Setup a Redshift Cluster

The mortar-etl-redshift project comes with an example script to move data from an S3 bucket to a Redshift cluster. This article covers how to start up a Redshift cluster, but if you already have a running Redshift cluster you would like to use, you can skip this step and go to The Example ETL Pipeline.

Choosing Your Cluster

AWS charges by the hour for Redshift (see pricing). If you're unsure how large of a cluster you will need, start with the smallest Redshift cluster (Node type of dw2.large and cluster type of Single Node) for $0.25/hour. It is easy to upsize your Redshift cluster if you need better performance. To avoid incurring extra costs, be sure to stop your cluster when you are done with it.


Start Your Redshift Cluster

To start a Redshift cluster, follow the official AWS documentation for a step-by-step tutorial of what to do.

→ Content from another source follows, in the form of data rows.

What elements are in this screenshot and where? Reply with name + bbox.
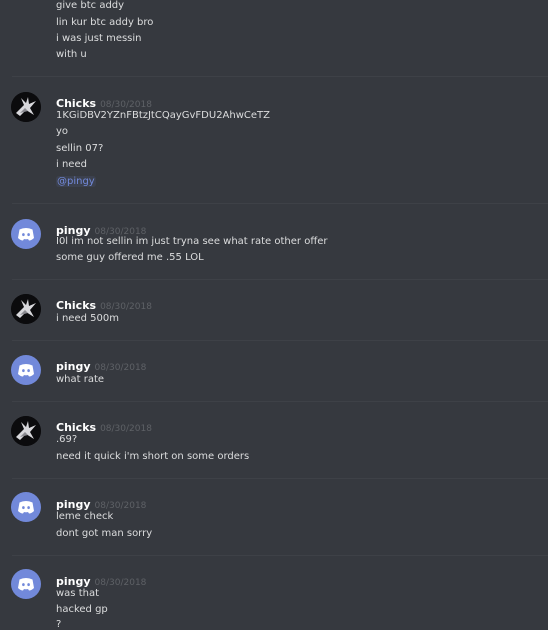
message-line: i need	[56, 159, 87, 170]
discord-logo-icon	[18, 501, 34, 514]
chat-messages: give btc addy lin kur btc addy bro i was…	[0, 0, 548, 630]
message-header: Chicks 08/30/2018	[56, 92, 152, 110]
message-line: i need 500m	[56, 313, 119, 324]
message-line: yo	[56, 126, 69, 137]
message-divider	[12, 340, 548, 341]
discord-avatar[interactable]	[11, 355, 41, 385]
chicks-avatar[interactable]	[11, 294, 41, 324]
message-divider	[12, 478, 548, 479]
discord-avatar[interactable]	[11, 219, 41, 249]
message-header: pingy 08/30/2018	[56, 355, 146, 373]
timestamp: 08/30/2018	[94, 363, 147, 373]
discord-logo-icon	[18, 228, 34, 241]
username[interactable]: pingy	[56, 360, 91, 373]
message-line: @pingy	[56, 175, 96, 188]
chicks-avatar[interactable]	[11, 92, 41, 122]
message-header: Chicks 08/30/2018	[56, 416, 152, 434]
message-line: sellin 07?	[56, 143, 104, 154]
message-line: give btc addy	[56, 0, 125, 11]
user-mention[interactable]: @pingy	[56, 176, 96, 187]
username[interactable]: Chicks	[56, 299, 96, 312]
message-line: leme check	[56, 511, 114, 522]
discord-avatar[interactable]	[11, 492, 41, 522]
message-header: pingy 08/30/2018	[56, 219, 146, 237]
message-line: with u	[56, 49, 87, 60]
message-line: some guy offered me .55 LOL	[56, 252, 204, 263]
message-line: dont got man sorry	[56, 528, 153, 539]
message-line: I0l im not sellin im just tryna see what…	[56, 236, 328, 247]
message-line: ?	[56, 619, 62, 630]
message-divider	[12, 203, 548, 204]
message-divider	[12, 401, 548, 402]
message-header: pingy 08/30/2018	[56, 493, 146, 511]
message-line: what rate	[56, 374, 105, 385]
message-header: Chicks 08/30/2018	[56, 294, 152, 312]
message-divider	[12, 279, 548, 280]
discord-logo-icon	[18, 364, 34, 377]
message-line: i was just messin	[56, 33, 142, 44]
message-line: .69?	[56, 434, 78, 445]
discord-avatar[interactable]	[11, 569, 41, 599]
message-header: pingy 08/30/2018	[56, 570, 146, 588]
timestamp: 08/30/2018	[94, 578, 147, 588]
message-line: 1KGiDBV2YZnFBtzJtCQayGvFDU2AhwCeTZ	[56, 110, 271, 121]
message-divider	[12, 555, 548, 556]
discord-logo-icon	[18, 578, 34, 591]
message-divider	[12, 76, 548, 77]
message-line: hacked gp	[56, 604, 108, 615]
timestamp: 08/30/2018	[100, 424, 152, 434]
timestamp: 08/30/2018	[100, 302, 152, 312]
message-line: was that	[56, 588, 100, 599]
message-line: lin kur btc addy bro	[56, 17, 154, 28]
message-line: need it quick i'm short on some orders	[56, 451, 250, 462]
chicks-avatar[interactable]	[11, 416, 41, 446]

You will need to do steps 1-3 and the first part of step 4. Be sure to place your cluster in the US East region for fast and free data transfer to Mortar's Hadoop clusters. Also, you do not need to worry about creating tables or running queries, as the Mortar ETL pipeline takes care of that for you.

The AWS documentation recommends using SQL Workbench/J to connect and query Redshift, but most other SQL clients will work as well.